True, if is a leaf, False otherwise.

Raises:

VoxcellError if the identifier cannot be found.

Example

>>> rmap.is_leaf_id(399)
True
>>> rmap.is_leaf_id(-10)
VoxcellError: Region ID not found: -10
classmethod load_json(filepath)[source]

Construct RegionMap from JSON file.

Note

If top-most object contains ‘msg’ field, Allen Brain Institute JSON layout is assumed.

Library to build, transform and handle fields of vectors and orientations.

A vector field is a volumetric dataset that expresses a 3D vector for each voxel. Vector fields are represented as 4D numpy arrays. The first three dimensions of the array represent space, the last dimension is always of size 3 and contains the three components (i, j, k) of the vector for that voxel.

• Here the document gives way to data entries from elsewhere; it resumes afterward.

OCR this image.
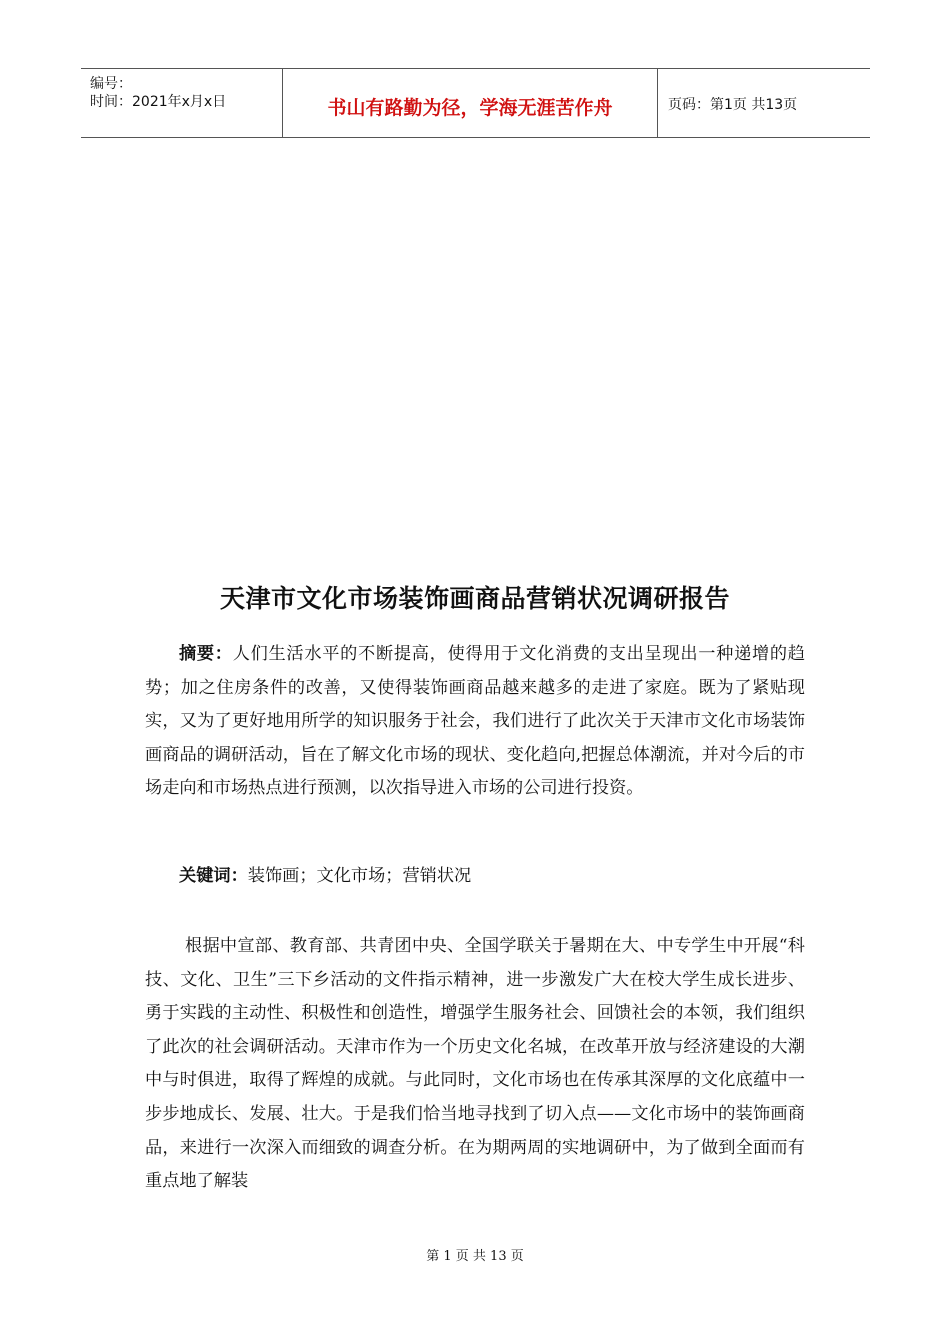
编号：
时间：2021年x月x日	书山有路勤为径，学海无涯苦作舟	页码：第1页 共13页
天津市文化市场装饰画商品营销状况调研报告

摘要：人们生活水平的不断提高，使得用于文化消费的支出呈现出一种递增的趋势；加之住房条件的改善，又使得装饰画商品越来越多的走进了家庭。既为了紧贴现实，又为了更好地用所学的知识服务于社会，我们进行了此次关于天津市文化市场装饰画商品的调研活动，旨在了解文化市场的现状、变化趋向,把握总体潮流，并对今后的市场走向和市场热点进行预测，以次指导进入市场的公司进行投资。

关键词：装饰画；文化市场；营销状况

根据中宣部、教育部、共青团中央、全国学联关于暑期在大、中专学生中开展“科技、文化、卫生”三下乡活动的文件指示精神，进一步激发广大在校大学生成长进步、勇于实践的主动性、积极性和创造性，增强学生服务社会、回馈社会的本领，我们组织了此次的社会调研活动。天津市作为一个历史文化名城，在改革开放与经济建设的大潮中与时俱进，取得了辉煌的成就。与此同时，文化市场也在传承其深厚的文化底蕴中一步步地成长、发展、壮大。于是我们恰当地寻找到了切入点——文化市场中的装饰画商品，来进行一次深入而细致的调查分析。在为期两周的实地调研中，为了做到全面而有重点地了解装

第 1 页 共 13 页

An orientation field is a volumetric dataset that expresses a rotation matrix for each voxel. Orientation fields are represented as 5D numpy arrays. The first three dimensions of the array represent space, the fourth and fifth dimensions contain a 3x3 rotation matrix.

Note that although 3D is our main target, most of these functions should behave correctly for lower and higher dimensionality levels.

voxcell.vector_fields.combine_vector_fields(fields)[source]

Given a list of vector fields return an orientation field.

The vectors from the fields are treated as a new base and will be stored as column vectors so that the matrices of the resulting field (one per voxel) can be used to premultiply vectors for rotation.

Parameters:

fields – a list of vector fields. All of the fields are expected to have the same shape (AxBxCx3)

Returns:

A 5D numpy array representing an orientation field

voxcell.vector_fields.gaussian_filter(vf, sigma)[source]

Apply a gaussian filter to a vector field.

Note that filter is applied without normalizing the input or output.

Parameters:
  • vf – Vector field

  • sigma – scalar. Standard deviation for Gaussian kernel.

Returns:

The resulting vector field not normalized.

voxcell.vector_fields.join_vector_fields(vf0, *vfs)[source]

Performs an union of several vector fields.

A voxel on a vector field is considered “empty” if all of its components are zero.

Parameters:
  • vf0 – first vector field.

  • vfs – rest of vector fields. All of them must have the same shape.

voxcell.vector_fields.split_orientation_field(field)[source]

Given an orientation field return a list of vector fields.